A Santa Teresa di Riva ha realizzato il suo sogno. Ecco come nasce la sua arte
di Silvia De Domenico
MESSINA – “Storie di imprese e di idee” è un nuovo progetto di Tempostretto. Nel corso di 10 puntate racconteremo 10 storie imprenditoriali siciliane. Dalla costa ionica ai Nebrodi: inizia il viaggio alla scoperta delle aziende del nostro territorio.

Come nasce l’arte della ceramica di Cristina Maimone
La prima imprenditrice è una giovane donna di Santa Teresa di Riva. Cristina Maimone ha realizzato il suo sogno proprio nel paese in cui è nata e cresciuta. Ha trasformato il vecchio garage della nonna nel suo laboratorio di ceramica. “Dove mia nonna aveva il forno per il pane io ho il forno per la ceramica“, racconta. “L’artigianato era di famiglia”, aggiunge Cristina.

Dall’argilla alla ceramica: viaggio nel laboratorio di Santa Teresa
Ci sono voluti anni di studio e di sacrifici per mettere in piedi la sua piccola impresa. Nel laboratorio di provincia Cristina crea la sua arte. Tutto nasce della modellazione dell’argilla attraverso un tornio, poi la smaltatura, la decorazione a mano e infine la cottura. Sono passaggi lunghi e laboriosi, gli oggetti in ceramica hanno bisogno di 12 ore di cottura ad alte temperature e 12 ore di raffreddamento.

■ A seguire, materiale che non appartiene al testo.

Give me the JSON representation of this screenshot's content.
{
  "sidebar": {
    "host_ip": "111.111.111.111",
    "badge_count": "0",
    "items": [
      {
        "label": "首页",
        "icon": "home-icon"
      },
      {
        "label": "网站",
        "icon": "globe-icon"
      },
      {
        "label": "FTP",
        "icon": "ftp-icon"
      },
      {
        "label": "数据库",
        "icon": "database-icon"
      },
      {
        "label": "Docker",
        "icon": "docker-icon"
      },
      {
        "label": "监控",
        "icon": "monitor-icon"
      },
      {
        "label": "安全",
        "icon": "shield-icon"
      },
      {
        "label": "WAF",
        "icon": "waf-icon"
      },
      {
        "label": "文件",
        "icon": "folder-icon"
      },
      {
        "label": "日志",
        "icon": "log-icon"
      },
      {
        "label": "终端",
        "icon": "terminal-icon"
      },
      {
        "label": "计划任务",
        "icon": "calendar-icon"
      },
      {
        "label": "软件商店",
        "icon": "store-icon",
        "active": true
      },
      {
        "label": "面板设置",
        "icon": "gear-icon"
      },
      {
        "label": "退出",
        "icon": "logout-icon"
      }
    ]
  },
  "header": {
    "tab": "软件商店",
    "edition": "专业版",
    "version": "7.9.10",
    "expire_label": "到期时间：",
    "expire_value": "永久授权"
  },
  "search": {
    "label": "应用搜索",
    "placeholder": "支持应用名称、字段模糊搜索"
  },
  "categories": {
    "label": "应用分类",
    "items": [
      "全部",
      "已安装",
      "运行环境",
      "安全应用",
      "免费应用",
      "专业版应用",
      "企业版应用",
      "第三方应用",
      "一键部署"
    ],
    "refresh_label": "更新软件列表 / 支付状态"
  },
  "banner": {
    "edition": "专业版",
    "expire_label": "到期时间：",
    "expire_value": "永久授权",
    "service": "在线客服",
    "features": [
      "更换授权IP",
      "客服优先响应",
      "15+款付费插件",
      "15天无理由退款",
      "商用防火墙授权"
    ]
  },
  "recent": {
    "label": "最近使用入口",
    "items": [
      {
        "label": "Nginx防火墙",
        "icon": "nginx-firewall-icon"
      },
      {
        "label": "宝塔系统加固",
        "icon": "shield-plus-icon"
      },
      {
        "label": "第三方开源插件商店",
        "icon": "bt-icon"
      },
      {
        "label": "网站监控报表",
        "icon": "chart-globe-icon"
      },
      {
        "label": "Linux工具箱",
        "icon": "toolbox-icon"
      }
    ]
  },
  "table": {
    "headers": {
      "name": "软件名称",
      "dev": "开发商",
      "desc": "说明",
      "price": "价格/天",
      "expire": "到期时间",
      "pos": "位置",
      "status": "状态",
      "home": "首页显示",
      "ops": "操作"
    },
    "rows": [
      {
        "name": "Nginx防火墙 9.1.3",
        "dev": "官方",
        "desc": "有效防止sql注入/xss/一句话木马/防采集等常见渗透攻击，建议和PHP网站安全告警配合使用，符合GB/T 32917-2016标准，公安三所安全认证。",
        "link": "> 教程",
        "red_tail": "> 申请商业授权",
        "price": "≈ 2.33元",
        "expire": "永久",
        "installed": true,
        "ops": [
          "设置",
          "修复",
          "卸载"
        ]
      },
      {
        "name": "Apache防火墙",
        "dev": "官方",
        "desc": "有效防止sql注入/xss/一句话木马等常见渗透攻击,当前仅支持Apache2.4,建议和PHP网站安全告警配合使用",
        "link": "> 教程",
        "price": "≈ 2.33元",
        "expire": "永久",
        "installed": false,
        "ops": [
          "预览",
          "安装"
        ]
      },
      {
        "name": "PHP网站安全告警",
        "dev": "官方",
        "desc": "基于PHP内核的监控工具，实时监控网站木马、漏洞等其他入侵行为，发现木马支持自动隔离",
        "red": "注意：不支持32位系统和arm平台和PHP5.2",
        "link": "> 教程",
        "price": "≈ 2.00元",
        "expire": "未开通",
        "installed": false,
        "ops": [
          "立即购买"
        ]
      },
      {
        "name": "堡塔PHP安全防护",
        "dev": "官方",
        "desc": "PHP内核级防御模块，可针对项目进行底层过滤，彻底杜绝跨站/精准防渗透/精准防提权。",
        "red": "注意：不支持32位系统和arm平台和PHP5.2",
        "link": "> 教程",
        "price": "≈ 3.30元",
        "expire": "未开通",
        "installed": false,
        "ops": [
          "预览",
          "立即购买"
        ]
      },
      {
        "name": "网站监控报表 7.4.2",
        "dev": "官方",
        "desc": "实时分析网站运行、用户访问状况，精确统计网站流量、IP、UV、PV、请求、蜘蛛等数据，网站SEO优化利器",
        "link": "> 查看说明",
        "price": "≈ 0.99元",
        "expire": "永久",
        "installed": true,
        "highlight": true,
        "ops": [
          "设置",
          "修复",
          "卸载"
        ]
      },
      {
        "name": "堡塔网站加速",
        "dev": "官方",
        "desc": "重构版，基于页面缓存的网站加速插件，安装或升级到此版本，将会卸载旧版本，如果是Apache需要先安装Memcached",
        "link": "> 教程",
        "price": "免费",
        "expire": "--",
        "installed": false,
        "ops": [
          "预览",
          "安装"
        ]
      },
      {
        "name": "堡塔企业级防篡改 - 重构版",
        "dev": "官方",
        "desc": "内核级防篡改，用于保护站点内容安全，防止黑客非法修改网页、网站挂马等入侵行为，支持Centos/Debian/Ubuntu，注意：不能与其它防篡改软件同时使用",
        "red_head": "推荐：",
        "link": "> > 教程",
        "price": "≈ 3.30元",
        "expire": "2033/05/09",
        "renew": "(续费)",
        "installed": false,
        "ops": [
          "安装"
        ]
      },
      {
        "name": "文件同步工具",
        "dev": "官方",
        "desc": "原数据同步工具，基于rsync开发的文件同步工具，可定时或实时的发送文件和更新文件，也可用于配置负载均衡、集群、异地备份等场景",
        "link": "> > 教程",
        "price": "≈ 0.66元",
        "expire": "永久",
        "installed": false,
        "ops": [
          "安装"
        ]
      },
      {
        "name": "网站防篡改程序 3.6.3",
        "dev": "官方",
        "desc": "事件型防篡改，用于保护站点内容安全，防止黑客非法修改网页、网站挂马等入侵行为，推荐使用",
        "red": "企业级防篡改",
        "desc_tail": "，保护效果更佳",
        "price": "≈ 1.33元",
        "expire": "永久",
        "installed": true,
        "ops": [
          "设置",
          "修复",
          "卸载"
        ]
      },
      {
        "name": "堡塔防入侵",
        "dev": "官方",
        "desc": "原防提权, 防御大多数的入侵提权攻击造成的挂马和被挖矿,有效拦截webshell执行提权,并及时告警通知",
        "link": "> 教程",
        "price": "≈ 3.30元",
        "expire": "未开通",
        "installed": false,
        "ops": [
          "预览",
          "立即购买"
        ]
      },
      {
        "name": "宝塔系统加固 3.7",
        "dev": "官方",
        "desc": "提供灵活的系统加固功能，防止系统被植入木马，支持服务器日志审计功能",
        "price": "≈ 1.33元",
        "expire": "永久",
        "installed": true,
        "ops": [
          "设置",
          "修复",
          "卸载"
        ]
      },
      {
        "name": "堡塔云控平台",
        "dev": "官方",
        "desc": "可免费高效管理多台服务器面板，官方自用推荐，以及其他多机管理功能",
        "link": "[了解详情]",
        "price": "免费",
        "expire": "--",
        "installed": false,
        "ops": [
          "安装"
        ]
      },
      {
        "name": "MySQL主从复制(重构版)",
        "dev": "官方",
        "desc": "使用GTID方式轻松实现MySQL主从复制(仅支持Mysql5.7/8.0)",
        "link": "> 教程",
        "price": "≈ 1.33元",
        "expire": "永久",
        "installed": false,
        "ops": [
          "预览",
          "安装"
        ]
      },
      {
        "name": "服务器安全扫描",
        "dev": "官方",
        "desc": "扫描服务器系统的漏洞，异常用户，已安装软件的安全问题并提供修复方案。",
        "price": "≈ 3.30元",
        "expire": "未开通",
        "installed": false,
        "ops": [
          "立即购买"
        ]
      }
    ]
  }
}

Dalle bomboniere ai lavori per grossi brand
Cristina Maimone realizza lavori su commissione, bomboniere, idee regalo e oggetti d’arredamento. Pian piano si è fatta conoscere lungo tutta la riviera ionica, fino ad arrivare alla soddisfazione di realizzare pezzi unici per dei grossi brand internazionali e le loro boutique di Taormina.

“Sogno di creare una grande azienda con dei dipendenti”
“Ho dimostrato con fatica e impegno che la mia arte non è un passatempo ma è il mio lavoro principale. Penso di essere rimasta una delle poche artigiane della riviera ionica. Ho potuto realizzare il mio sogno grazie al sostegno della mia famiglia, in particolare di mio fratello che ha creduto in me anche quando neanche io ci credevo tanto”, ha raccontato Cristina. “Adesso siamo solo io e il mio laboratorio, ma il mio desiderio è creare una grande azienda con dei dipendenti. Non è facile però trovare ragazzi disposti a fare questo lavoro con grande spirito di sacrificio e soprattutto con molta pazienza”, ha concluso.

“Sicilia che piace”, un progetto cofinanziato dalla Regione
“Sicilia che piace” è un’iniziativa cofinanziata dalla Regione Siciliana, grazie all’assessorato alle Attività Produttive. Tempostretto ha partecipato presentando il progetto “Storie di imprese e di idee”. L’intenzione strategica del progetto è quella di fare da cassa di risonanza e promozione alle eccellenze agro-alimentari, alle aziende operanti nel contesto della nautica e dell’economia del mare, alle imprese artigiane e a quelle della moda e dell’oreficeria, in particolare a quelle che usano materiali ecosostenibili. Visiteremo aziende votate all’innovazione di prodotto e di processo, all’uso di fonti alternative di energia e al rispetto delle compatibilità ambientali, anche eventualmente sostenute da programmi di finanziamento dell’Amministrazione Regionale.